If you have an ordinary function y = f(x), you can think of this as a group of only 1 function of only 1 variable each, so that d(y)/d(x) = D(f)(x) is a 1-by-1 matrix, consisting of a single entry, which is the usual derivative dy/dx = f′(x). That is, d(y)/d(x) = [dy/dx], and D(f) = [f′].

If you have a parametrized curve in 3 dimensions, say P = (x, y, z) = (f(t), g(t), h(t)), then this is a group of 3 functions of 1 variable each, so that d(x, y, z)/d(t) = D(f, g, h)(t) is a 3-by-1 matrix, consisting of a single column with 3 entries, which are the components of the velocity vector dP/dt = ⟨f′(t), g′(t), h′(t)⟩. (For this reason, ordinary vectors that represent change of a point are sometimes called column vectors.)

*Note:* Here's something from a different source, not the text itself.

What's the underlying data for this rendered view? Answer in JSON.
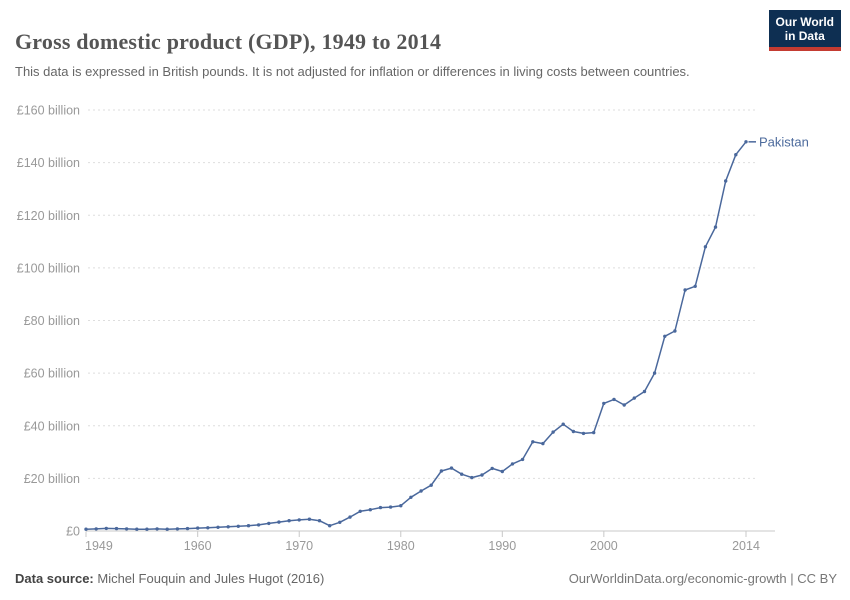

If you have a function of 3 variables, say u = F(x, y, z), you can think of this as a group of 1 function of 3 variables each, so that d(u)/d(x, y, z) = D(F)(x, y, z) is a 1-by-3 matrix, consisting of a single row with 3 entries, which are the components of the gradient vector ⟨∂u/∂x, ∂u/∂y, ∂u/∂z⟩ = ∇F(x, y, z). (For this reason, vectors such as gradients that represent change with respect to a point are sometimes called row vectors.)

If you have both (x, y, z) = (f(t), g(t), h(t)) and u = F(x, y, z), then composition makes u an ordinary function of t; specifically, u = F ∘ (f, g, h). Recall the defining property of the gradient from page 26 of my notes: (F ∘ (f, g, h))′(t) = ∇F(f(t), g(t), h(t)) · ⟨f′(t), g′(t), h′(t)⟩; or du/dt = ⟨∂u/∂x, ∂u/∂y, ∂u/∂z⟩ · ⟨dx/dt, dy/dt, dz/dt⟩. The same thing can be expressed using matrix multiplication as d(u)/d(t) = d(u)/d(x, y, z) d(x, y, z)/d(t), because a matrix row by a matrix column are multiplied by the same method as the dot product.

More generally, all of the forms of the Chain Rule in Section 13.4 of the textbook can be expressed using matrix multiplication. If a point R (in any number of dimensions) is a function of a point Q (in any number of dimensions), which is a function of a point P (in any number of dimensions), then dR/dP = dR/dQ dQ/dP.